安倍政権は国際的な公約を果たそうという姿勢がない様に見える。
地球環境問題では、日本は『京都議定書の成立』に貢献して、2012年までの「温室効果ガスの削減義務」を忠実に果たすべく、民間の努力が実行された。
この削減義務の期間内では、国際的な削減活動では日本は優秀な実績であった。
ところが、2013年以降は国際交渉の場からは逃げの姿勢に終始して、ついには、【削減義務を負わない状態】に後退して、日本の姿勢を批判されている。
2012年までは民主党政権であったが、自民党の安倍政権になってからの、「温室効果ガスの削減」に対する取組は、まったくの落第点であった。

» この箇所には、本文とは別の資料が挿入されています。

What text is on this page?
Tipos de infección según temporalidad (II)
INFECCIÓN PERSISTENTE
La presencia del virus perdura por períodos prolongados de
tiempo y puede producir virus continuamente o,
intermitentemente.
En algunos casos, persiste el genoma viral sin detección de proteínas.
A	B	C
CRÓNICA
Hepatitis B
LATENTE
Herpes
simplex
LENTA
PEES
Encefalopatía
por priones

民主党の「温室効果ガスの削減目標」は、原子力発電の増設を前提とした無謀な計画であったが、少なくとも世界の信任を得る姿勢であった。
電力エネルギーだけでなく、『再生可能エネルギーへの取組み路線』を打ち出し、この分野の新技術の開発促進によって、次世代の新産業の育てる熱意があった。
能力不足による計画倒れに終わった民主党政権であったが、それでも、民間企業の研究開発意欲を刺激して、将来への夢を持たせてくれた。
しかし、安倍政権になってからは、原子力へのしがらみに縛られた中途半端な「再生可能エネルギー産業化」の姿勢では、民間企業も動きを封じられた。
「温室効果ガスの削減」に大きく貢献する筈の、『バイオ燃料実用化』の方向は、2003年の自民党政権時代から、余計者扱いを受けてきた。
『再生可能エネルギー電力』の普及促進策も、自民党歴代政権では、電力業界の意向を受けて、余計者扱いであった。
それが、3・11の原発大事故の影響で一気に、2011年8月には「再生可能電力の固定価格買取り制度」[FIT]が、全会一致で成立した。
法律の施行は2012年7月からであったが、それ以来、再生可能電力事業の「大フィーバー」が巻き起こり、民間企業の研究開発は、猛烈な競争に突入した。
しかし、電力事業以外の化石燃料使用の領域では、旧態然とした「重油、軽油、ガソリン、灯油」に依存する社会のままである。
さらに「温室効果ガス排出係数」の高い、石炭火力発電を促進する始末で、日本政府の「気候変動対策」に取り組む信用度は、国際的には失墜している。
これでは、もっと重要な【国の財政再建問題】に対する姿勢も、国際的な信用を失うのを加速することになる。